Alternatively, the daemon will automatically start if you invoke the Python API.
Interacting with the Registry
You can interact with the Outerport registry using either the CLI or the Python API.
Using the CLI
-
List available models:
outerport models list
This command shows only the models that are available locally. Example output:
MODEL ID TAG QUANT STATUS SIZE LAST USED
outerport/gpt2-small latest fp16 ram 456MB 2 mins
outerport/bert-base-uncased v1.0 int8 disk 420MB 1 hour
outerport/stable-diffusion-v1-5 v1.5 fp16 disk 4.2GB 3 hours
outerport/t5-small v1.1 fp32 disk 950MB 2 daysTo show all models, including those not downloaded locally, use the
--show-all
flag:outerport models --show-all
Example output:
MODEL ID TAG QUANT STATUS SIZE LAST USED
outerport/gpt2-small latest fp16 ram 456MB 2 mins
outerport/bert-base-uncased v1.0 int8 disk 420MB 1 hour
outerport/stable-diffusion-v1-5 v1.5 fp16 disk 4.2GB 3 hours
outerport/t5-small v1.1 fp32 disk 950MB 2 days
outerport/roberta-large v2.0 int4 remote 1.3GB -
outerport/whisper-large-v3 v3 fp16 remote 1.5GB - -
Load a model:
outerport pull outerport/gpt2-medium:latest
or with a specific quantization level:
outerport pull outerport/gpt2-medium:latest --quant int8
-
Unload a model:
outerport rm outerport/gpt2-medium:latest
-
Show model information:
outerport models outerport/gpt2-medium:latest
This will show the model information, including tags, quantization, and resources.
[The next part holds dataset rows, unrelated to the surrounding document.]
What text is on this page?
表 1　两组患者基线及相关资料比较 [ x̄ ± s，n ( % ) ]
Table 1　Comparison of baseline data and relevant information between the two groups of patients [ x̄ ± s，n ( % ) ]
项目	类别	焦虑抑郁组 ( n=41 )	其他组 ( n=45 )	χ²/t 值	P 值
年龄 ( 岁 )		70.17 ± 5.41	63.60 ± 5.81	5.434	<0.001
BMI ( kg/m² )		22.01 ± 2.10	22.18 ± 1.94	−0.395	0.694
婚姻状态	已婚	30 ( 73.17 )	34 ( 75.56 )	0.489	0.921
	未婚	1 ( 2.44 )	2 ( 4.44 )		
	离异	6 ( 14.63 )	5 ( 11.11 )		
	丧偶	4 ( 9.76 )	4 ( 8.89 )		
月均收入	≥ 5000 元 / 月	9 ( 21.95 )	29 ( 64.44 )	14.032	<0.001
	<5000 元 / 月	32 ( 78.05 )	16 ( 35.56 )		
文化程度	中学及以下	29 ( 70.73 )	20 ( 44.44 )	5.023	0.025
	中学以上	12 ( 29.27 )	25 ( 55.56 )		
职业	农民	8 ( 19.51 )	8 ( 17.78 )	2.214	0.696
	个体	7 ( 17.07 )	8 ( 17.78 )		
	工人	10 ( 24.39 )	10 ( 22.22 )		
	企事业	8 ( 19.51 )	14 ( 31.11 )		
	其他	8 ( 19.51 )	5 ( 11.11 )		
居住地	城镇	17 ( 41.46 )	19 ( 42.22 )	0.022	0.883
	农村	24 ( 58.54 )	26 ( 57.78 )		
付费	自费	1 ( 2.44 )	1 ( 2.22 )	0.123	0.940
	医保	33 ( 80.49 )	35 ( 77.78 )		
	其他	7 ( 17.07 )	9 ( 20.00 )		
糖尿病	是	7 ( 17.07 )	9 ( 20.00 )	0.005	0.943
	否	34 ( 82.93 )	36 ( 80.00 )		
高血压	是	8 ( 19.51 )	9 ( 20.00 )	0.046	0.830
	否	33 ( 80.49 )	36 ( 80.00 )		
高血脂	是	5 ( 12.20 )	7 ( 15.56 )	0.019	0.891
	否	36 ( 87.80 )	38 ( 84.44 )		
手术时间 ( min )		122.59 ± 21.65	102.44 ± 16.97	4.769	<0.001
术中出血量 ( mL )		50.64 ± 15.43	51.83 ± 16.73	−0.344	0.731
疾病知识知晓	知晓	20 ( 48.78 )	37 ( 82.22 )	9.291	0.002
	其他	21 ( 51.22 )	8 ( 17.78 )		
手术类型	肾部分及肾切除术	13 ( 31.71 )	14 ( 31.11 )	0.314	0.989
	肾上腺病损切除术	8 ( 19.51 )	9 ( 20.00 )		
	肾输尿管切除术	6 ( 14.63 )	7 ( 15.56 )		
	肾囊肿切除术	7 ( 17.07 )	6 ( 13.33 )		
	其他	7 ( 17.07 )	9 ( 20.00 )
Example output:
Model: outerport/stable-diffusion-v1-5:v1.5
Registry: https://registry.outerport.com
Description: Stable Diffusion v1.5 text-to-image model
Created: 2023-04-15 10:30:00 UTC
Tags:
Latest: v1.5
Available: v1.5, v1.4, v1.3
Quantization:
Available: fp32, fp16
Default: fp16
Resources:
Size: 4.2 GB (fp16)
Estimated GPU VRAM: ~4 GB
Using the Python API
-
Import the necessary modules:
from outerport import AutoModelForCausalLM, AutoTokenizer, AutoPipeline
-
Load and use a Transformer model:
model_name = "outerport/gpt2-medium:latest"
model = AutoModelForCausalLM.from_pretrained(model_name)
tokenizer = AutoTokenizer.from_pretrained(model_name)
inputs = tokenizer("Hello, Outerport!", return_tensors="pt")
outputs = model.generate(inputs) -
Load and use a Diffusers pipeline:
model_name = "outerport/stable-diffusion-v1-5:latest"
pipeline = AutoPipeline.from_pretrained(model_name)
prompt = "A serene landscape with mountains and a lake"
image = pipeline(prompt).images[0]
image.save("generated_landscape.png") -
Load and use general models:
model_name = "outerport/gpt2-medium:latest"
model = outerport.load(model_name, device='cpu') -
Save the models asynchronously:
outerport.save(model, async=True)
The Outerport API automatically handles model loading, caching, and resource management based on your daemon configuration. This allows you to focus on using the models in your application without worrying about the underlying infrastructure.